Di kanan dan kiri Sienna, para tamu yang hadir menatap ke arahnya dengan tatapan bahagia. Sienna juga mencari keberadaan Gio di antara mereka, rupanya anak itu berada di barisan kursi kedua dari depan, bersama dengan Valiant dan Christo. Begitu pandangan Sienna bertemu dengan Gio, anak itu tersenyum ke arahnya sambil memanggilnya tanpa suara, tapi Sienna tahu apa yang tengah disebutkan Gio. “Bunda, Bunda cantik.” Kira-kira begitu yang Sienna tangkap.
Tersisa beberapa langkah lagi untuk Sienna sampai di depan altar. Tidak sampai 5 detik kemudian, Sienna akhirnya sampai.
Jaraknya dengan Alvaro kini hanya tersisa beberapa centi. Sebelum Fabio melepas genggamannya pada lengan Sienna, papanya itu mengatakan sesuatu di dekat Alvaro. “Al, Papa percayakan putri Papa sama kamu.”
Setelah mengucapkan kalimat tersebut, Fabio akhirnya meraih tangan Sienna untuk kemudian diserahkan kepada Alvaro. Alvaro meraih tangan Sienna, menyelipkan jemari-jemari mungil itu pada jemarinya yang berukuran lebih besar.

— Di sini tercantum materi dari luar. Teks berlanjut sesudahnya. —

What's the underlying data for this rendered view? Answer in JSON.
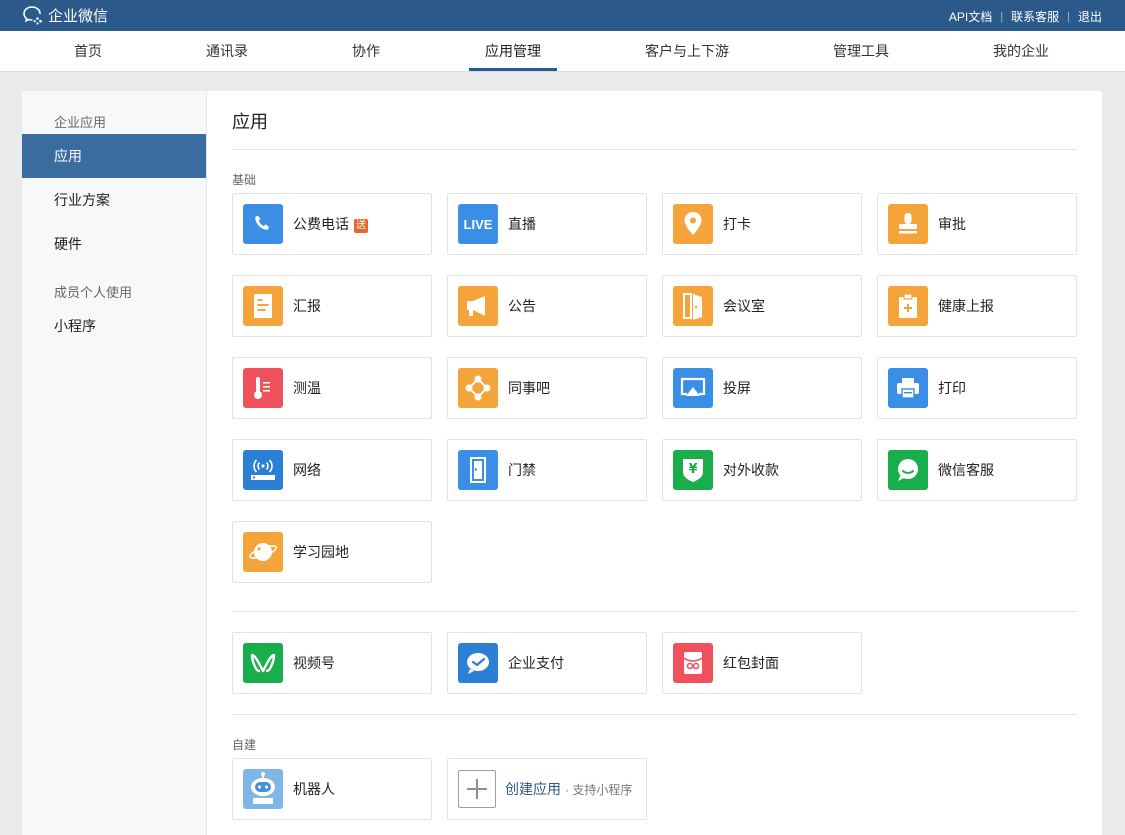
{
  "header": {
    "brand": "企业微信",
    "links": [
      "API文档",
      "联系客服",
      "退出"
    ]
  },
  "nav": {
    "items": [
      "首页",
      "通讯录",
      "协作",
      "应用管理",
      "客户与上下游",
      "管理工具",
      "我的企业"
    ],
    "active": "应用管理"
  },
  "sidebar": {
    "group1": "企业应用",
    "items1": [
      "应用",
      "行业方案",
      "硬件"
    ],
    "group2": "成员个人使用",
    "items2": [
      "小程序"
    ],
    "active": "应用"
  },
  "main": {
    "title": "应用",
    "basic_label": "基础",
    "send_badge": "送",
    "basic_apps": [
      {
        "name": "公费电话",
        "icon": "phone-icon",
        "color": "#3a8ee6"
      },
      {
        "name": "直播",
        "icon": "live-icon",
        "color": "#3a8ee6"
      },
      {
        "name": "打卡",
        "icon": "location-pin-icon",
        "color": "#f5a33b"
      },
      {
        "name": "审批",
        "icon": "stamp-icon",
        "color": "#f5a33b"
      },
      {
        "name": "汇报",
        "icon": "report-icon",
        "color": "#f5a33b"
      },
      {
        "name": "公告",
        "icon": "megaphone-icon",
        "color": "#f5a33b"
      },
      {
        "name": "会议室",
        "icon": "door-icon",
        "color": "#f5a33b"
      },
      {
        "name": "健康上报",
        "icon": "health-clipboard-icon",
        "color": "#f5a33b"
      },
      {
        "name": "测温",
        "icon": "thermometer-icon",
        "color": "#f0525d"
      },
      {
        "name": "同事吧",
        "icon": "community-icon",
        "color": "#f5a33b"
      },
      {
        "name": "投屏",
        "icon": "screencast-icon",
        "color": "#3a8ee6"
      },
      {
        "name": "打印",
        "icon": "printer-icon",
        "color": "#3a8ee6"
      },
      {
        "name": "网络",
        "icon": "router-icon",
        "color": "#2b7fd4"
      },
      {
        "name": "门禁",
        "icon": "access-door-icon",
        "color": "#3a8ee6"
      },
      {
        "name": "对外收款",
        "icon": "yuan-shield-icon",
        "color": "#1aad4b"
      },
      {
        "name": "微信客服",
        "icon": "chat-bubble-icon",
        "color": "#1aad4b"
      },
      {
        "name": "学习园地",
        "icon": "planet-icon",
        "color": "#f5a33b"
      }
    ],
    "extra_apps": [
      {
        "name": "视频号",
        "icon": "channels-icon",
        "color": "#1aad4b"
      },
      {
        "name": "企业支付",
        "icon": "payment-icon",
        "color": "#2b7fd4"
      },
      {
        "name": "红包封面",
        "icon": "red-envelope-icon",
        "color": "#f0525d"
      }
    ],
    "custom_label": "自建",
    "custom_apps": [
      {
        "name": "机器人",
        "icon": "robot-icon",
        "color": "#7fb6e8"
      }
    ],
    "create": {
      "label": "创建应用",
      "sub": "· 支持小程序"
    }
  }
}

Fabio akrhinya undur diri dari sana, ia melangkah menuju salah satu kursi yang ada di barisan paling depan. Di sampingnya, Renata telah menunggunya. Renata lantas memperhatikan suaminya yang tengah menyeka bagian pelupuk matanya dengan tangannya. Fabio tengah menangis, dan itu adalah sebuah tangis kebahagiaan.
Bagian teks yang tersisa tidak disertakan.